Furthermore, the new API features an updated punctuation framework. When speaking about the Cloud Text-to-Speech API, Google acknowledged that transcriptions don’t always have accurate punctuation. This shouldn’t come as a surprise to anyone who’s used a voice-to-text transcription service whether it’s Google’s Cloud Text-to-Speech API or those offered by other companies. Transcriptions are often accurate at converting spoken words into text, but they fail to provide proper punctuation. This is something that Google is trying to fix with its new API. Google says its new Cloud Text-to-Speech API is significantly more accurate at reading transcribing punctuation like periods, commas, quotation marks and exclamation marks.
Finally, Google is updating its Cloud Text-to-Speech API so that developers can tag their audio or video with metadata. Currently, metadata for transcriptions doesn’t offer any real benefits. According to Google, however, it will use this developer-provided data to improve and optimize the API with new features in the future. So, while adding metadata won’t initially improve the API’s accuracy or effectiveness, it will help Google better understand developers’ needs.
If you’re thinking about using Google’s new Cloud Text-to-Speech API, you should take note of its new pricing. Audio transcriptions using the API will cost the same as before at $0.006 for every 15 seconds. Beginning May 31, though, the cost of video transcriptions will increase from $0.006 to $0.012 for every 15 seconds.

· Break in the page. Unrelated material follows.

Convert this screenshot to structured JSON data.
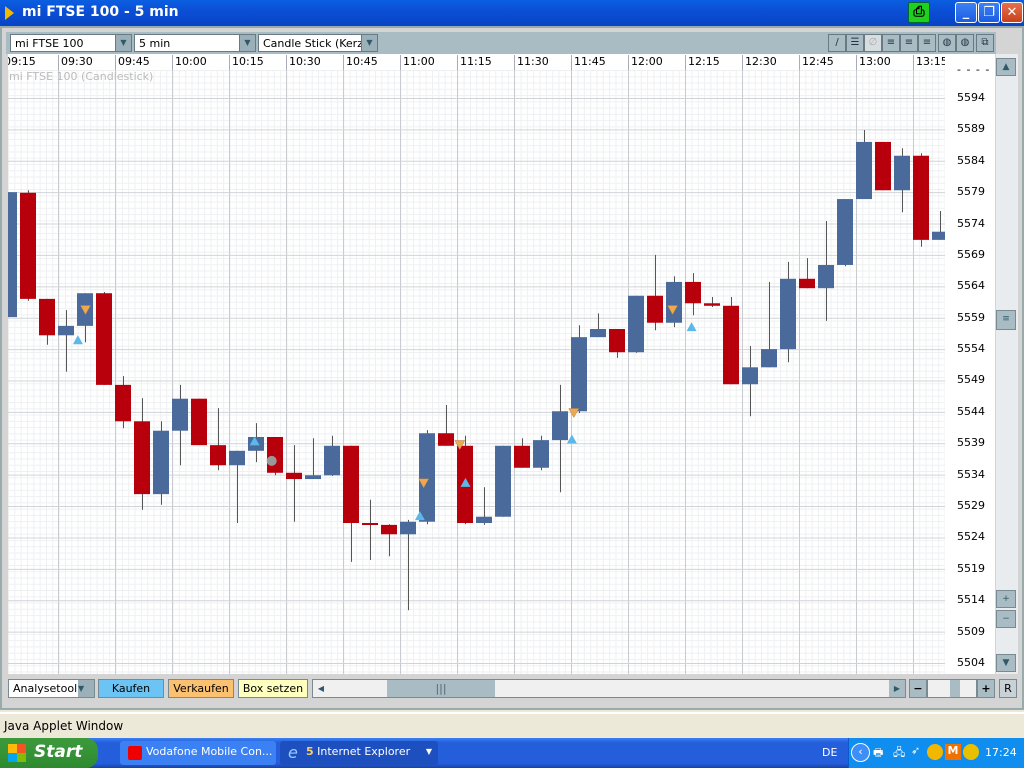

The Mountain View company first unveiled its Cloud Text-to-Speech API back in June 2016, during which it was available to select developers in open beta. It wasn’t until a year later when Google launched the API under general availability, allowing all developers to access it. This latest update builds upon the company’s Cloud Text-to-Speech API, with Google describing it as being the most significant overhaul for business owners who use the service.